Il monte di Sant'Antonio,

un patrimonio da salvaguardare

Il monte di Sant' Antonio o "Monte delle Code" come è indicato in antichi documenti o vecchie cartine della zona - è un rilievo di origine vulcanica che supera di poco gli 800m sul livello del mare. Gran parte della sua superficie ricade nel territorio di Macomer, alcune centinaia di ettari appartengono ai distretti di Borore e di Sindia. L'intera area è caratterizzata da una delle concentrazioni più forti di nuraghi e di siti archeologici: tra questi, la regione di "Tamuli", nuraghe Ascusa e nuraghe "Sa Pattada" hanno rilevanza regionale. La copertura arborea del monte è caratterizzata dalla roverella , dall' agrifoglio e dall' alloro, ma non mancano esemplari di leccio e di Celtis Australis , pianta dai più conosciuta sotto il nome sardo di "surzaga". La ricca vegetazione ospita una fauna altrettanto numerosa costituita da piccoli roditori, conigli selvatici e dalla più rara lepre sarda (leppere) e dal cinghiale (porcrabu), dalla volpe (mazzone) dalla donnola (naemele) e dalla martora (assile).

Tra i rettili, la tartaruga ed il biacco (colora pudzonarza) sono abbastanza comuni.

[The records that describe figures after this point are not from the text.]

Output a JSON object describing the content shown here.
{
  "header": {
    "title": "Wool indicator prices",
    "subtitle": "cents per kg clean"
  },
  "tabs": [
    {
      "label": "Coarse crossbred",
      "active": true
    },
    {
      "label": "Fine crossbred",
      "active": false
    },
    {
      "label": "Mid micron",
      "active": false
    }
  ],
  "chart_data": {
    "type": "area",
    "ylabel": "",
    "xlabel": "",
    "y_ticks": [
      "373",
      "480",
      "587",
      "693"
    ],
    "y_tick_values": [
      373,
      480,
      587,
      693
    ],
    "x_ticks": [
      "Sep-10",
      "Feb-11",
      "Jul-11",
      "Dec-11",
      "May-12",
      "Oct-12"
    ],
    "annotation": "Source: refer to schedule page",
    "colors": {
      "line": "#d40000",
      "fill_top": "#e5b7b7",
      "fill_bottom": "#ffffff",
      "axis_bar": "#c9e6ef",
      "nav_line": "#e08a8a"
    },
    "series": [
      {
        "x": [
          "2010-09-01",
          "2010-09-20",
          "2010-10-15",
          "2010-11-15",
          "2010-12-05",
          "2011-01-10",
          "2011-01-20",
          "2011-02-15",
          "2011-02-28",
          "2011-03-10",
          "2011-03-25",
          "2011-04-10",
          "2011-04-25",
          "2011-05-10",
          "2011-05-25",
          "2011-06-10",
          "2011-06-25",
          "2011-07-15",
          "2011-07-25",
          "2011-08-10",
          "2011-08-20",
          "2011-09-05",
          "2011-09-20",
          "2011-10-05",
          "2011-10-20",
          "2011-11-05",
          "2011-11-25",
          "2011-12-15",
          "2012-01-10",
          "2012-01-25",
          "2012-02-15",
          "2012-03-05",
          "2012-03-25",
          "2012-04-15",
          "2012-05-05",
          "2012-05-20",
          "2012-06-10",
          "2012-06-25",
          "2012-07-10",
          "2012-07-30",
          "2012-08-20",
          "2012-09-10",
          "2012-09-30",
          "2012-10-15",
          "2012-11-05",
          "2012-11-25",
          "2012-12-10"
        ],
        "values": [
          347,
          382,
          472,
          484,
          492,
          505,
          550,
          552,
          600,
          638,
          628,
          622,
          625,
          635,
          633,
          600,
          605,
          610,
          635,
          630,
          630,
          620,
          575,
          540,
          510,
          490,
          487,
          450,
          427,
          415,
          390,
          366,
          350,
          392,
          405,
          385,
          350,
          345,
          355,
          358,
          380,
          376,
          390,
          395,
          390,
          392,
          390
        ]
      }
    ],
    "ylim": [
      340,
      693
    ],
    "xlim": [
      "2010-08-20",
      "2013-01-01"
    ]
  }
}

Tra la vegetazione del bosco e nelle radure incontriamo la ghiandaia (piga) e l'upupa (pubusa), la capinera (filumena), il pettirosso, il gruccione (abiolu) e la cinciallegra (pisigulu). Alla sommità del monte si gode di una magnifica vista panoramica verso il Gennargentu il Montiferru e la Planargia. Proprio in questa parte più alta si trova la chiesetta campestre dedicata al culto di Sant' Antonio da Padova. Seconda la tradizione popolare la costruzione della chiesetta risale alla metà del 1800 circa. La realizzazione dell'opera viene attribuita ad un ricco proprietario di Macomer: Don Salvatore Antonio Pinna. La costruzione della chiesetta sarebbe dovuta ad un atto di fede da parte di Don Salvatore e la tradizione popolare, arricchitasi con gli anni di particolari più o meno leggendari narra che sia stato un giovane pastore di nome "Bainzu", in seguito ad una visione, a convincere il "Conte " a costruire il santuario sulla sommità del monte. Attorno alla chiesetta furono realizzati anche i " muristenes": causate da pietra e fango costruite allo scopo di ospitare i fedeli che, in occasione della festa, si recavano in pellegrinaggio al monte. Attualmente non è rimasta traccia di queste costruzioni. Testimonianza di quel periodo rimane però nelle poesie di Melchiorre Murenu che, mentre dedicò dei componimenti in onore di San Pantaleo e "Gosos" a "Santa Rughe", "Nostra Segnora de su Soccursu" "Santu Pancraziu" e a "Santu Giuanne de Deus", non ha lasciato traccia tra le più popolari composizioni di accenni a Sant' Antonio da Padova. Melchiorre ci dà una pungente descrizione dell'atmosfera di quel periodo che vide accrescersi enormemente il potere, la ricchezza e l'arroganza dei pochi proprietari che poterono sfruttare i vantaggi dell' editto. Il culto di Sant' Antonio da Padova sarebbe dunque a Macomer relativamente recente; ciò nonostante è ormai profondamente radicato nell'animo della popolazione e forte è la devozione che spinge ogni anno migliaia di fedeli ad accorrere al santuario del monte.